Councillor Mandla is concerned that the Council will “put the growth of NSW at risk” with their inability to follow through on “basic ratepayer expectations”.

John Preston was very vocal about his support for the plan, asserting that Council’s “wacky ideas” weren’t going to work and that they wanted to do “the most good for the most people”.

“The Liberal Party wants to maximise human potential, minimise human suffering,” Preston said, indicating that it was their motto – one which people might not readily identify with the party.

“Would you prefer ideological or practical land use? The City of Sydney has been ideological and it’s not going to get people housed.”
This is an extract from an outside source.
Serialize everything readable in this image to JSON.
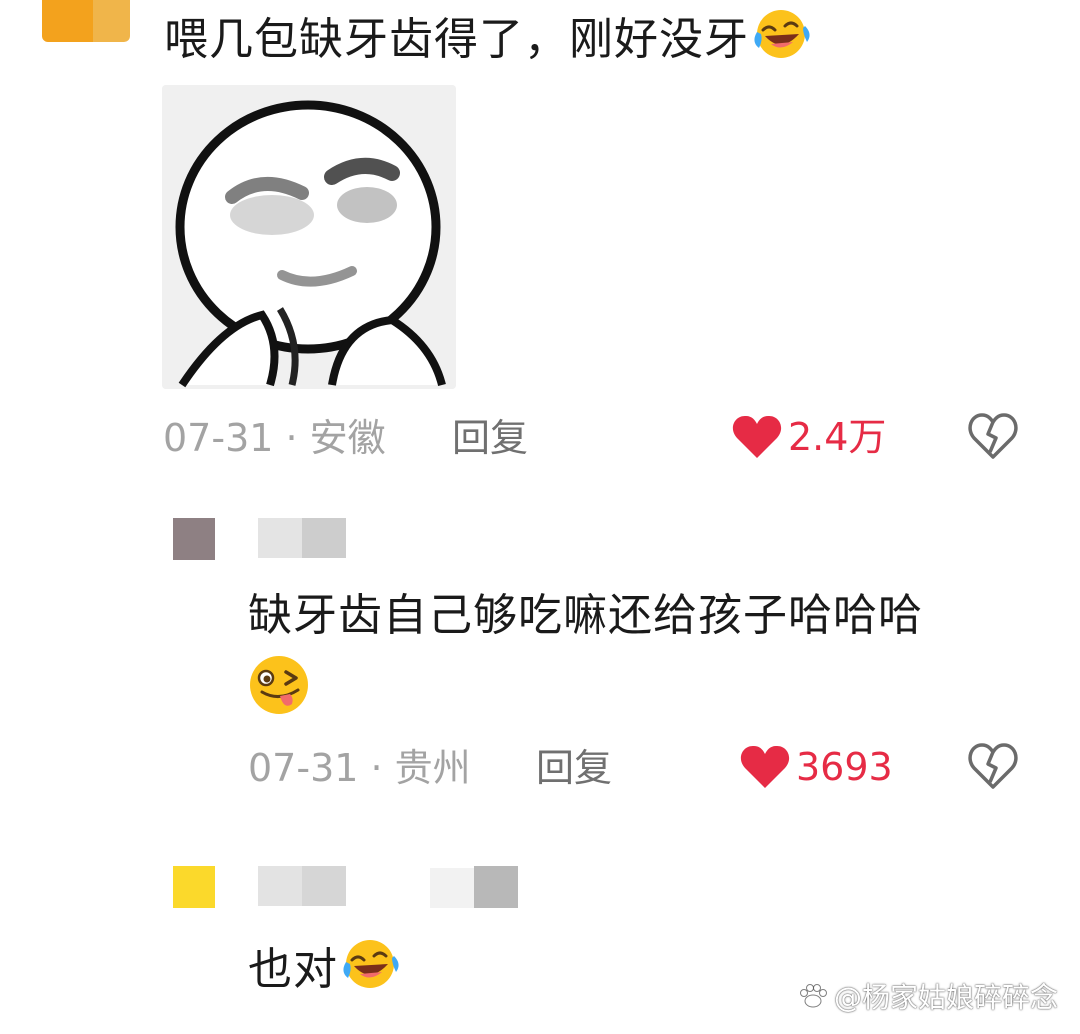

Councillor Mandla said that he and the Greens were “in agreement” on this, that something needs to be done. although such did not stop Preston aiming a sharp barb at the Greens when asked about what they had to say on the matter, believing that the Liberals had “an evidence-based view of the world” and that we should “ask to see the Greens’ evidence” before taking what they say to heart.

“They want us all living in tepees,” Preston declared, just before Councillor Mandla began speaking.

The proposal includes 30 000 residencies, as well as workspaces for 50 000+ working professionals in the area. During question time, Councillor Mandla said that this plan for the SIA wasn’t just about building only more housing and that’s it, but about “building housing and transport” to that housing.

The land is located close to the CBD – at only 3km from the airport as well as close to several hospitals and universities – and as a result of that, want to create new, separated cycle-ways, a new Light Rail from Central to Mascot, and an additional train station on the Airport Link line called “Doody Street” between Green Square and Mascot.

Key to the proposal is the creation of “Parisian-style” integrated housing and workspaces, not a “Hong Kong style outcome”, as Will Dwyer put it, with “$300 million of revenue to be spent on buying affordable housing for the LGA”.

Councillor Mandla said that his plan would save over $40 million in commuter time and transport costs, 28 million vehicle kilometres – or “Five hundred trips to the moon” as John Preston put it – and would generate $690 million in developer contributions, as well as $118 million per year in various taxes and rates.

Mandla also made it very clear that this was about taking the control out of the hands of the CoS.

“If the City of Sydney still had control of Barangaroo, nothing would be happening there but small-minded squabbling,” he said.

“We don’t know who the next Premier will be, but they are aware of the plan.”

Ultimately, the basis for the “One hundred years to fill the current plan’s homes” seems a bit far-fetched, particularly given that the only reason they seem to be sticking with the line is that the calculations involve “a lot of maths” and “when you get to , it comes out at 100 years”.

However, the idea appears to be in good faith and, if well-executed, could potentially pay off.

The concern is really whether or not private contractors can be trusted to do what’s right for Sydney and not just for their own annual income.